Are you looking to ruffle some feathers? Turn a complete nonstory into some dramatic situation? Would you be willing to get your fifteen minutes by making some ridiculous accusation? (Perhaps that’s exactly what I’m doing here, but let’s look beyond that for a moment.) Despite the reality of CBS Sports being a well established and credible sports-news media outlet, they went ahead and tried to do all of that last night.
Following the Chicago Bulls’ four-point victory over the Miami Heat last night, a victory that snapped the Heat’s 27-game winning streak, whoever was at the helm of CBS Sports’ Twitter handle sent out this drama-seeking tweet:
Miami leaves the court without shaking hands with the Bulls. Love it or hate it?
— CBSSports.com (@CBSSports) March 28, 2013
Replies included: “Irrelevant” and “So it was like almost every NBA game?”

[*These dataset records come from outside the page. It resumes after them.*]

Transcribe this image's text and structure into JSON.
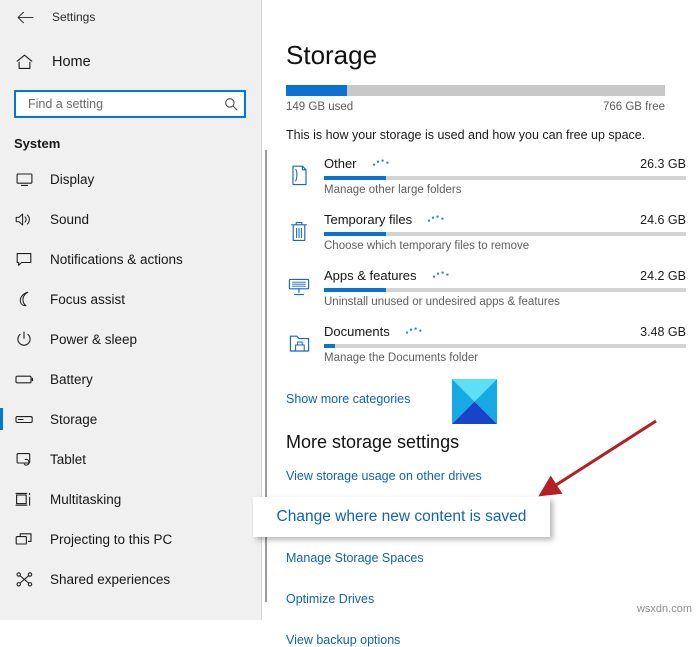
{
  "window": {
    "back_label": "back-arrow",
    "title": "Settings"
  },
  "sidebar": {
    "home_label": "Home",
    "search": {
      "placeholder": "Find a setting",
      "value": "",
      "icon": "search-icon"
    },
    "group_title": "System",
    "items": [
      {
        "label": "Display",
        "icon": "monitor-icon",
        "selected": false
      },
      {
        "label": "Sound",
        "icon": "speaker-icon",
        "selected": false
      },
      {
        "label": "Notifications & actions",
        "icon": "chat-bubble-icon",
        "selected": false
      },
      {
        "label": "Focus assist",
        "icon": "moon-icon",
        "selected": false
      },
      {
        "label": "Power & sleep",
        "icon": "power-icon",
        "selected": false
      },
      {
        "label": "Battery",
        "icon": "battery-icon",
        "selected": false
      },
      {
        "label": "Storage",
        "icon": "drive-icon",
        "selected": true
      },
      {
        "label": "Tablet",
        "icon": "tablet-icon",
        "selected": false
      },
      {
        "label": "Multitasking",
        "icon": "multitasking-icon",
        "selected": false
      },
      {
        "label": "Projecting to this PC",
        "icon": "project-screen-icon",
        "selected": false
      },
      {
        "label": "Shared experiences",
        "icon": "share-icon",
        "selected": false
      }
    ]
  },
  "main": {
    "page_title": "Storage",
    "drive": {
      "used_label": "149 GB used",
      "free_label": "766 GB free",
      "used_percent": 16
    },
    "intro": "This is how your storage is used and how you can free up space.",
    "categories": [
      {
        "name": "Other",
        "size": "26.3 GB",
        "subtitle": "Manage other large folders",
        "icon": "file-page-icon",
        "percent": 17
      },
      {
        "name": "Temporary files",
        "size": "24.6 GB",
        "subtitle": "Choose which temporary files to remove",
        "icon": "trash-bin-icon",
        "percent": 17
      },
      {
        "name": "Apps & features",
        "size": "24.2 GB",
        "subtitle": "Uninstall unused or undesired apps & features",
        "icon": "monitor-keyboard-icon",
        "percent": 17
      },
      {
        "name": "Documents",
        "size": "3.48 GB",
        "subtitle": "Manage the Documents folder",
        "icon": "folder-save-icon",
        "percent": 3
      }
    ],
    "show_more_label": "Show more categories",
    "section_title": "More storage settings",
    "links": [
      "View storage usage on other drives",
      "Change where new content is saved",
      "Manage Storage Spaces",
      "Optimize Drives",
      "View backup options"
    ]
  },
  "callout": {
    "text": "Change where new content is saved"
  },
  "annotation": {
    "arrow_color": "#b51f24",
    "watermark": "wsxdn.com"
  },
  "colors": {
    "accent": "#0078d4",
    "link": "#1063b0",
    "sidebar_bg": "#f0f0f0",
    "tile_top": "#5ddff5",
    "tile_side": "#0fa3e0",
    "tile_bottom": "#1a44c8"
  }
}
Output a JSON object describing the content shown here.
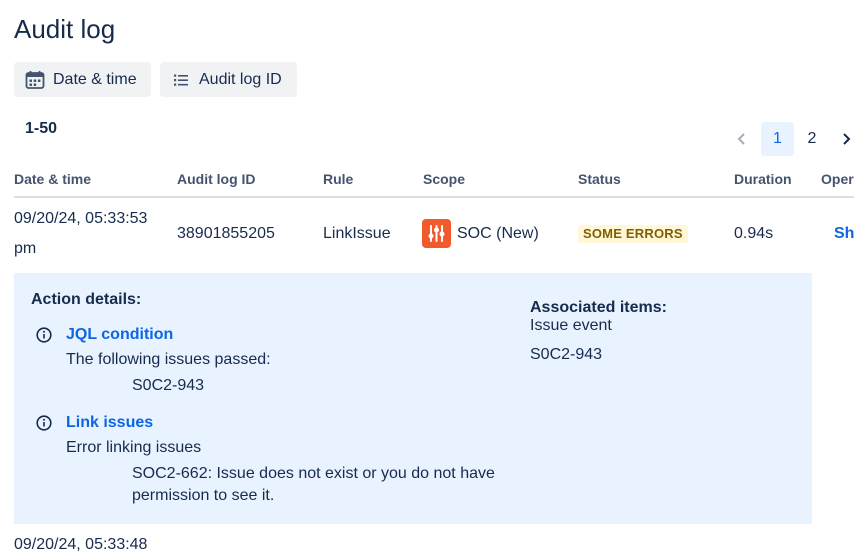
{
  "page": {
    "title": "Audit log"
  },
  "toolbar": {
    "date_time_label": "Date & time",
    "audit_id_label": "Audit log ID"
  },
  "pagination": {
    "range": "1-50",
    "pages": [
      "1",
      "2"
    ],
    "current": "1"
  },
  "table": {
    "headers": [
      "Date & time",
      "Audit log ID",
      "Rule",
      "Scope",
      "Status",
      "Duration",
      "Operations"
    ],
    "rows": [
      {
        "date_line1": "09/20/24, 05:33:53",
        "date_line2": "pm",
        "id": "38901855205",
        "rule": "LinkIssue",
        "scope": "SOC (New)",
        "status": "SOME ERRORS",
        "duration": "0.94s",
        "operations": "Show"
      }
    ],
    "next_row_date": "09/20/24, 05:33:48"
  },
  "details": {
    "action_title": "Action details:",
    "actions": [
      {
        "name": "JQL condition",
        "message": "The following issues passed:",
        "detail_lines": [
          "S0C2-943"
        ]
      },
      {
        "name": "Link issues",
        "message": "Error linking issues",
        "detail_lines": [
          "SOC2-662: Issue does not exist or you do not have",
          "permission to see it."
        ]
      }
    ],
    "associated_title": "Associated items:",
    "associated_type": "Issue event",
    "associated_link": "S0C2-943"
  },
  "colors": {
    "accent": "#0c66e4",
    "panel": "#e9f2ff",
    "badge_bg": "#fff7d6",
    "badge_text": "#7f5f01",
    "scope_icon": "#f15a2b"
  },
  "icons": {
    "date": "calendar-icon",
    "id": "list-icon",
    "info": "info-icon",
    "prev": "chevron-left-icon",
    "next": "chevron-right-icon",
    "scope": "project-icon"
  }
}
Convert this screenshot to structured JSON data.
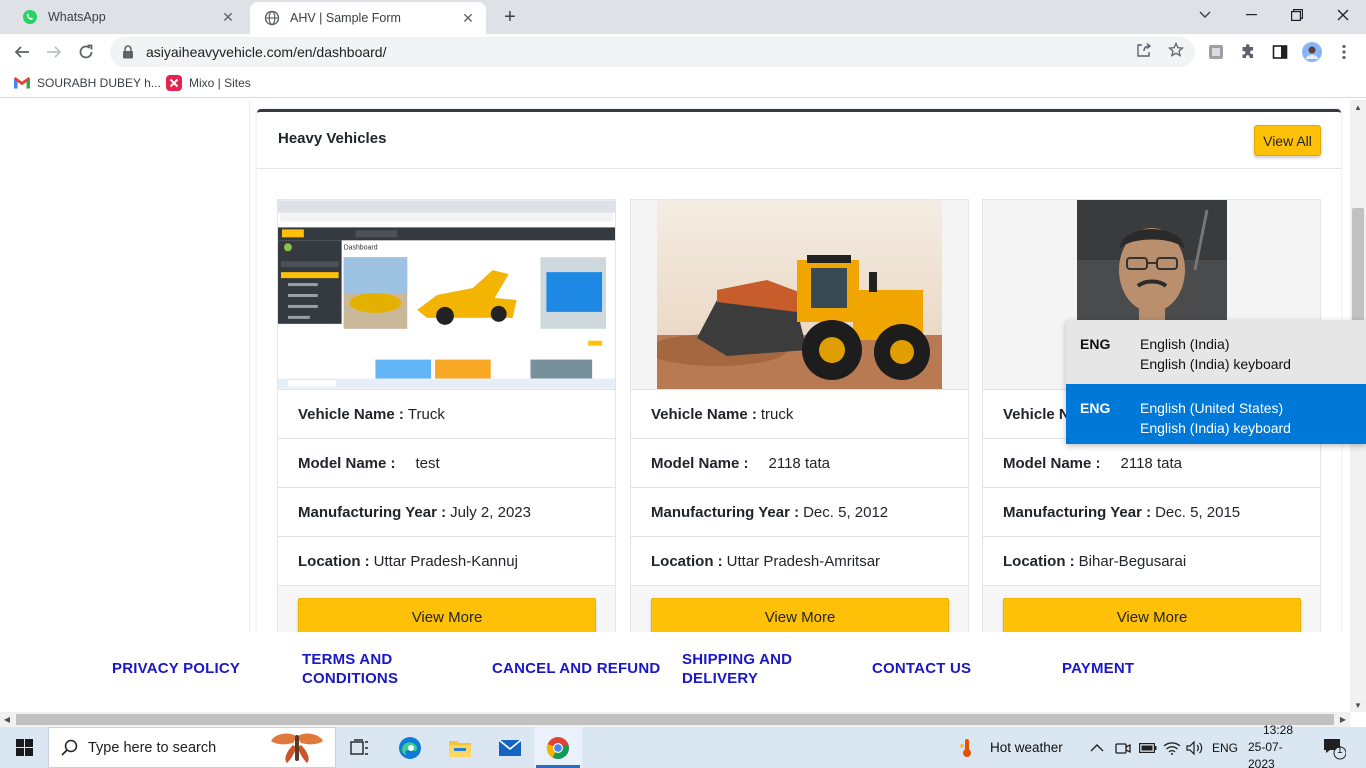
{
  "browser": {
    "tabs": [
      {
        "title": "WhatsApp",
        "icon": "whatsapp-icon"
      },
      {
        "title": "AHV | Sample Form",
        "icon": "globe-icon"
      }
    ],
    "url": "asiyaiheavyvehicle.com/en/dashboard/",
    "bookmarks": [
      {
        "label": "SOURABH DUBEY h...",
        "icon": "gmail-icon"
      },
      {
        "label": "Mixo | Sites",
        "icon": "mixo-icon"
      }
    ]
  },
  "section": {
    "title": "Heavy Vehicles",
    "view_all": "View All"
  },
  "labels": {
    "vehicle_name": "Vehicle Name :",
    "model_name": "Model Name :",
    "manufacturing_year": "Manufacturing Year :",
    "location": "Location :",
    "view_more": "View More"
  },
  "vehicles": [
    {
      "image": "dashboard screenshot",
      "vehicle_name": "Truck",
      "model_name": "test",
      "manufacturing_year": "July 2, 2023",
      "location": "Uttar Pradesh-Kannuj"
    },
    {
      "image": "wheel loader",
      "vehicle_name": "truck",
      "model_name": "2118 tata",
      "manufacturing_year": "Dec. 5, 2012",
      "location": "Uttar Pradesh-Amritsar"
    },
    {
      "image": "portrait photo",
      "vehicle_name": "",
      "model_name": "2118 tata",
      "manufacturing_year": "Dec. 5, 2015",
      "location": "Bihar-Begusarai"
    }
  ],
  "footer": {
    "links": [
      "PRIVACY POLICY",
      "TERMS AND CONDITIONS",
      "CANCEL AND REFUND",
      "SHIPPING AND DELIVERY",
      "CONTACT US",
      "PAYMENT"
    ]
  },
  "language_popup": {
    "options": [
      {
        "code": "ENG",
        "language": "English (India)",
        "keyboard": "English (India) keyboard",
        "selected": false
      },
      {
        "code": "ENG",
        "language": "English (United States)",
        "keyboard": "English (India) keyboard",
        "selected": true
      }
    ]
  },
  "taskbar": {
    "search_placeholder": "Type here to search",
    "weather": "Hot weather",
    "lang": "ENG",
    "time": "13:28",
    "date": "25-07-2023",
    "notification_count": "1"
  },
  "colors": {
    "accent_yellow": "#ffc107",
    "link_blue": "#1a17c7",
    "selection_blue": "#0078d7",
    "header_dark": "#343a40"
  }
}
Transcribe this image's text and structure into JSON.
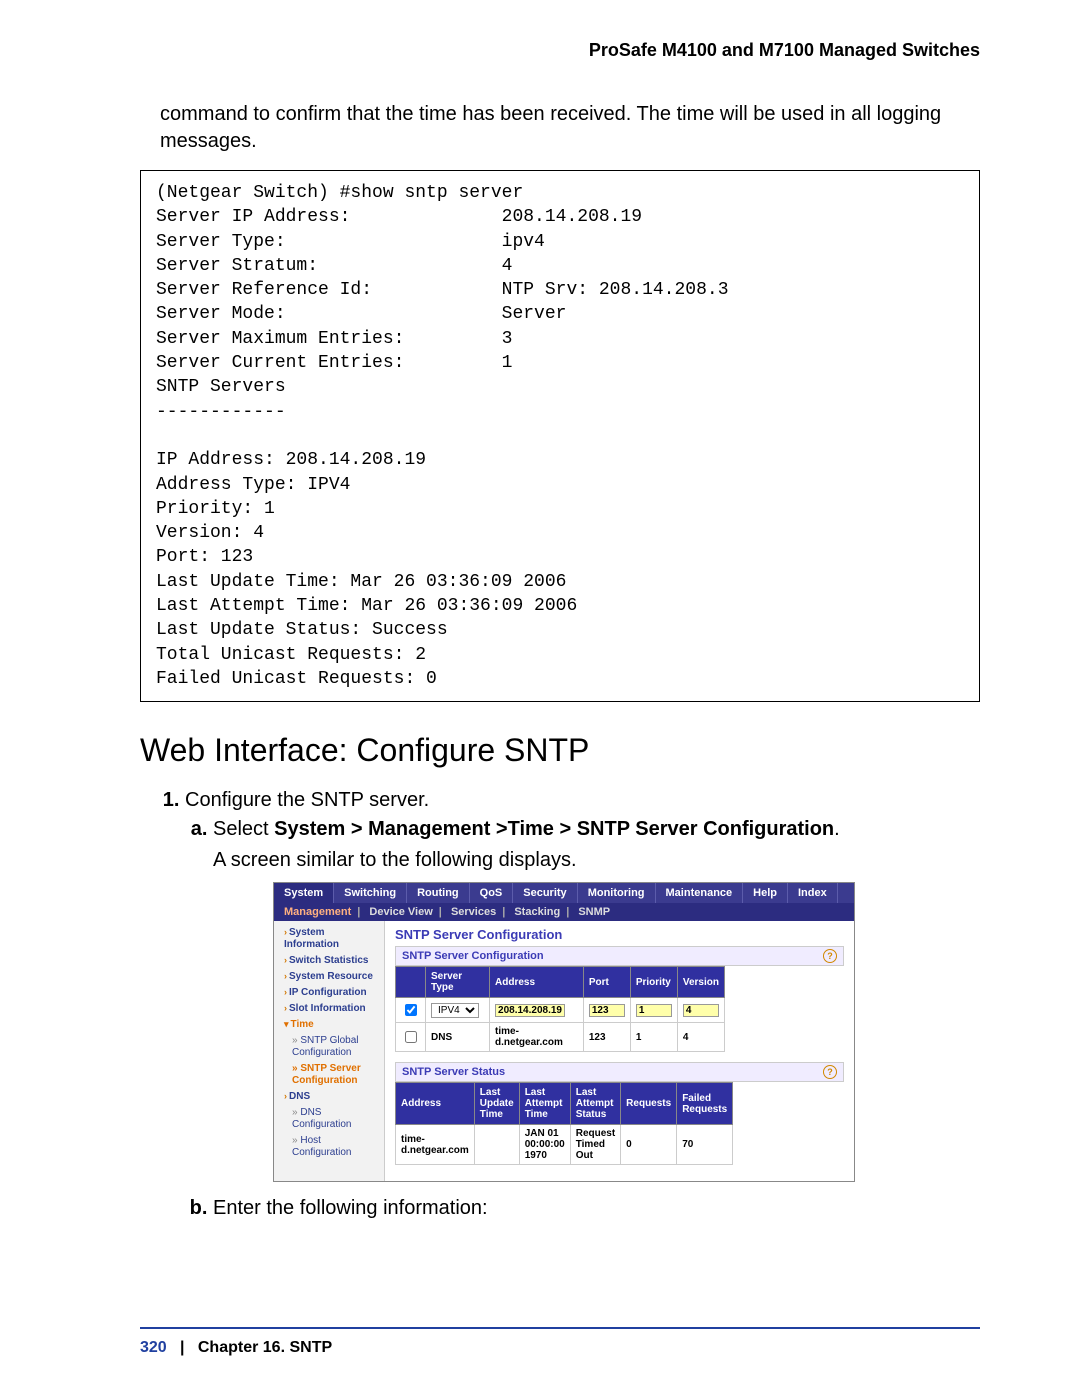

My reaction: Oh, boo hoo. Who cares? And why are you even making a big deal about this? It’s a complete waste of <140 characters, and should’ve been removed from their account.
Honestly, can anyone point to the last time that at the conclusion of an NBA game, two teams lined up and shook hands—outside of a series ending postseason game? It rarely happens, if ever.
Broaden the scope even, and look at the other U.S. professional sports. With the exception of football—and even there it’s not a real formal thing (except for the head coaches, which can sometimes breed significant drama)—it just doesn’t happen. After the final out of an MLB game, players from the winning team meet around the infield to high-five, fist pump, and ass-grab each other, not their opponents. And in hockey, the only fist-pumping that happens is with another guys’ face; and typically with the winning team’s goalie gets some headbutts from teammates.
The only time a shake/nonshake situation would ever be made into a huge deal is when it involves the team that has David Stern and the rest of the league shoved so far up their anal cavity. Trying to make a big deal about this—or the fact that a blog post is needed to describe why this is such a nonstory—is almost laughable.
What should be getting everybody’s attention and causing an uproar is that fact that I now have real con-text-ual proof that the NBA—more specifically the Miami Heat—have ESPN right in their pockets. Exhibit A—the only one you’ll ever need:
Following Miami’s 22nd victory, and with every subsequent one, up until the 27th, I received a text message from ESPN’s breaking news alert system that kept track of how close they were to breaking the LA Lakers’ all-time win-streak record of 33—which was annoying as shit, b-t-dubs. But as soon as that streak is snapped, which is just as newsworthy, if not more so than the streak itself (am I right?!?!), I’m left to search for the news on my own.
Why the selective headlines, ESPN? Hu?